Lucy Scarborough feels very lucky to have wonderful foster parents Soledad and Leo Markowitz, who took her in when her mother Miranda, only eighteen when her child was born, went insane and left.. Lucy sees her sometimes as a bag lady with a shopping cart. Right now Lucy looks forward to going to the Junior Prom with Gray Spencer, who she likes. The date turns miserable because he rapes her, but she does not believe her predator was Gray as his eyes changed and he spoke in another language; he also called her Fennala.

Her caring parents and her childhood friend Zach get her through the next four months. Zack finds her biological mother's diaries in which he reads that the Scarborough family line including Lucy has been cursed; to lift the elven curse, each female must accomplish three impossible tasks or go mad. None including her mom has succeeded at even one task. However, Lucy has something unique to aid her on her quest that her ancestry never had; she has three people who love her very much, who willingly risk their lives to help her. Three people she loves back as a daughter who cherishes her parents and as a girlfriend to Zach; so she prefers to keep them safe and go it alone but they won't let her.

This is an outstanding young adult fantasy thriller based on the Scarborough Fair ballad with a Brothers Grimm Grim like spin that older readers will appreciate due to an excellent tense story line and strong characterizations.

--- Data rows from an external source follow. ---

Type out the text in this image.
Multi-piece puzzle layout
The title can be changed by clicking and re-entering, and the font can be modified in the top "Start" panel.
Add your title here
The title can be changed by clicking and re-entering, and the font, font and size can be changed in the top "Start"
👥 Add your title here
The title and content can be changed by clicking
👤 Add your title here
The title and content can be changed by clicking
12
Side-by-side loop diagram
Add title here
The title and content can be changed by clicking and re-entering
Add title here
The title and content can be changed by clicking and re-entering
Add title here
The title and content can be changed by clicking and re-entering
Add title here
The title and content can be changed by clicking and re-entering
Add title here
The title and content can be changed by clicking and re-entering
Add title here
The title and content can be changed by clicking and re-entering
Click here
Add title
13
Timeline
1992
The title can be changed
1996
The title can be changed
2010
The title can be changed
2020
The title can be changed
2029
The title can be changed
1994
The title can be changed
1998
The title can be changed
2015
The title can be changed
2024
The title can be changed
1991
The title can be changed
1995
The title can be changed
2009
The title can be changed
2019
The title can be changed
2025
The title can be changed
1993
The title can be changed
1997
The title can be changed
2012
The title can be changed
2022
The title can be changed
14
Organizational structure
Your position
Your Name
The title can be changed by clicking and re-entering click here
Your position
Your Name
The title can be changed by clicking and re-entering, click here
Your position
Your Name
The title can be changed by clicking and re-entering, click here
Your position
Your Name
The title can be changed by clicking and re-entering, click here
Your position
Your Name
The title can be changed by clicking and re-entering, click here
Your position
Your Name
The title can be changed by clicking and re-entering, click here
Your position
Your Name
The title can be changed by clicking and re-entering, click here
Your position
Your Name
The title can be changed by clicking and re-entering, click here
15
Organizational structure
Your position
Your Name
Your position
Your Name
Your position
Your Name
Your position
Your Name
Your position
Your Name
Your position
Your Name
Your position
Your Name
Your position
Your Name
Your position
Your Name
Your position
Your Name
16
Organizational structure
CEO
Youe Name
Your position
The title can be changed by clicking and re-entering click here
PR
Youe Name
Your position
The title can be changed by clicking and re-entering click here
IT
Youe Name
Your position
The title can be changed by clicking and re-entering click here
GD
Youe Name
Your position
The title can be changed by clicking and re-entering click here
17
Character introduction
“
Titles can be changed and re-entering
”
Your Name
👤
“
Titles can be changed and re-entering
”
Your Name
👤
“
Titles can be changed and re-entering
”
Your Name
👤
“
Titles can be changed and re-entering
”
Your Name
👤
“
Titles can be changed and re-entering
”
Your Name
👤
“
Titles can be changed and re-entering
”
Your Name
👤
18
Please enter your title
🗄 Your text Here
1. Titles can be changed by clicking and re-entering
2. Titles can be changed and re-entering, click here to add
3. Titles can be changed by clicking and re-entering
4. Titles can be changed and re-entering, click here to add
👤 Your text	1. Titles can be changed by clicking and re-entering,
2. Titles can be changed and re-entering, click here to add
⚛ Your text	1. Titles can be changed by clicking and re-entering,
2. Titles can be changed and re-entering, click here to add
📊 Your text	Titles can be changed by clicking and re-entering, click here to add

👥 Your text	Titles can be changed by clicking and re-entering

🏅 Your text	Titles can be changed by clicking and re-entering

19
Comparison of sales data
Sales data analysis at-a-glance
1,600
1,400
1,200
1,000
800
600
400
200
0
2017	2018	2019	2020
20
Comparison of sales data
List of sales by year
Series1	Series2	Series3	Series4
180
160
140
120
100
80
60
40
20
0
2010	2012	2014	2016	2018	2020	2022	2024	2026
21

Zach and Lucy are determined obstinate individuals who in his case is willing to die for his beloved and in her case she is not willing to accept his help as she wants him to live (proving Mickey & Sylvia right that "Love is Strange"). The antagonist demonic elf is evil punishing generations of women due to the first sin of an ancestor rejecting him; affirming that adage that Hell has no fury like an elf scorned.

Harriet Klausner

Thomas J. writes,

For generations the Scarborough women have been doomed to live eighteen years in sanity, until the birth of their first and only daughter, and then continue the rest of their lives in madness. Their only hope in avoiding insanity is to solve three tasks laid out for them in the Ballad of Scarborough Fair. None of the women have ever come close to solving them.

Until Lucy. Unlike her ancestors, she possesses a loving foster family, and Zach, her childhood friend who has loved her from afar for years. When she finds herself seventeen and pregnant, her unconventional family will band together, with the aid of Lucy's mother's diary pages from before insanity overtook her, and find a way break their curse once and for all--Lucy's future, and those of her mother and unborn daughter, depend upon it.

The haunting and mysterious words of the Ballad of Scarborough Fair take on new meaning in Impossible as Lucy, a young, determined, and modern heroine is faced with insurmountable odds. Werlin's prose is wonderfully magnetic; a pervading mix of magic, romance, and apprehension. Suspense is skillfully built throughout the book, and is sure to make readers squirm in excitement. Further knowledge of Lucy's ancestors might have added some appeal and interest to the story, but the lack of information on them does not detract from the story in any way. Werlin proves not only to be a captivating writer in Impossible, but also a uniquely clever and sensitive one as well as this unusual, romantic, and enchanting novel unfolds.